«Elena uccisa dalla mamma per gelosia, non voleva si affezionasse alla nuova compagna del papà»

Emerge una prima ipotesi sul movente dell'omicidio di Elena Del Pozzo, la bambina di cinque anni trovata morta nel catanese dopo che la mamma Martina Patti aveva denunciato un rapimento: successivamente è stata la stessa mamma, una ragazza di 23 anni, a confessarne l'omicidio. Secondo quanto afferma la Procura di Catania, il movente potrebbe essere la gelosia: Elena potrebbe essere stata uccisa dalla mamma «per via di una forma di gelosia nei confronti dell'attuale compagna dell'ex convivente» in quanto non tollerava che alla donna «vi si affezionasse anche la propria figlia».
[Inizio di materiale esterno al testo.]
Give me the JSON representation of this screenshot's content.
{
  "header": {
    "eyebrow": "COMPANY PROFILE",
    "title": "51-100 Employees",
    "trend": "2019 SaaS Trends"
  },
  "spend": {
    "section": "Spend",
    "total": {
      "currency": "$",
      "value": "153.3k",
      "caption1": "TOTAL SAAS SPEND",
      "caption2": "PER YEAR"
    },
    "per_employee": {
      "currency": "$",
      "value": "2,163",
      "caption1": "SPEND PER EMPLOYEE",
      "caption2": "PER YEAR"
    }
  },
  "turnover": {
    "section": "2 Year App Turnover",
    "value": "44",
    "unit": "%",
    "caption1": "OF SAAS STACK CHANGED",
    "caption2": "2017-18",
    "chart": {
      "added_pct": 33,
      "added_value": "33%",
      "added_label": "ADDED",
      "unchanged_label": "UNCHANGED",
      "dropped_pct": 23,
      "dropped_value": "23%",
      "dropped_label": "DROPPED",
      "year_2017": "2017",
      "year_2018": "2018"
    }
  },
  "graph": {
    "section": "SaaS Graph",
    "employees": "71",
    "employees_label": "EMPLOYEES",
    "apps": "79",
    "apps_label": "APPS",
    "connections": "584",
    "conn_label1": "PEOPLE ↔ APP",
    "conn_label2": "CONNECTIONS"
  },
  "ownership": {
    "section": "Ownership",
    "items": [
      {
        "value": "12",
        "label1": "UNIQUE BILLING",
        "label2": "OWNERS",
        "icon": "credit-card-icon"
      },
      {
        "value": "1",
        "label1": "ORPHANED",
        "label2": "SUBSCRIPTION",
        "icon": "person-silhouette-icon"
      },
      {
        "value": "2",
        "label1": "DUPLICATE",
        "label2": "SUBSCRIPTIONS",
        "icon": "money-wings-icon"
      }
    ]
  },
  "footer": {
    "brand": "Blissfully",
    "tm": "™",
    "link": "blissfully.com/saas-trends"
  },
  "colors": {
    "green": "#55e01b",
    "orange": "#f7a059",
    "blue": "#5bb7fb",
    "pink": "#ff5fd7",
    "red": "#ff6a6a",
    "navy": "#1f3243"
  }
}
Ipotesi rapimento smentita dalle telecamere

L'ipotesi che la piccola Elena fosse stata rapita da un gruppo di uomini incappucciati, come denunciato dalla madre nel pomeriggio di ieri, è stata smentita dalle telecamere di sorveglianza, «nonostante una strenua difesa ad oltranza della propria versione» da parte della donna, afferma la procura di Catania sottolineando che «le prime risultanze investigative hanno consentito di accertare la mancata corrispondenza al vero del fatto denunciato, attesa l'assenza di gruppi 'armati' in via Piave nelle fasce orarie indicate».

 

Secondo il racconto della donna, il rapimento della figlia sarebbe stato «una conseguenza del comportamento dell'ex compagno, per non aver ascoltato precedenti messaggi minatori fattigli recapitare presso la propria abitazione in ragione del tentativo posto in essere di individuare il reale complice di una rapina ai danni di una gioielleria di Catania al posto del quale venne arrestato» il 15 ottobre del 2020 e «successivamente assolto nel settembre 2021 per non aver commesso il fatto».

La bambina uccisa con un coltello da cucina

Martina avrebbe raccontato a investigatori e inquinrenti di aver colpito più volte la figlia con un coltello da cucina per poi mettere il corpicino in dei sacchi neri, prima di nasconderlo sotto terra. La donna, sottolinea la procura, ha anche precisato di aver «portato a termine l'orrendo crimine in maniera solitaria». Sul corpo della bambina, un primo esame medico legale «ha evidenziato molteplici ferite da armi da punta e taglio alla regione cervicale e intrascapolare».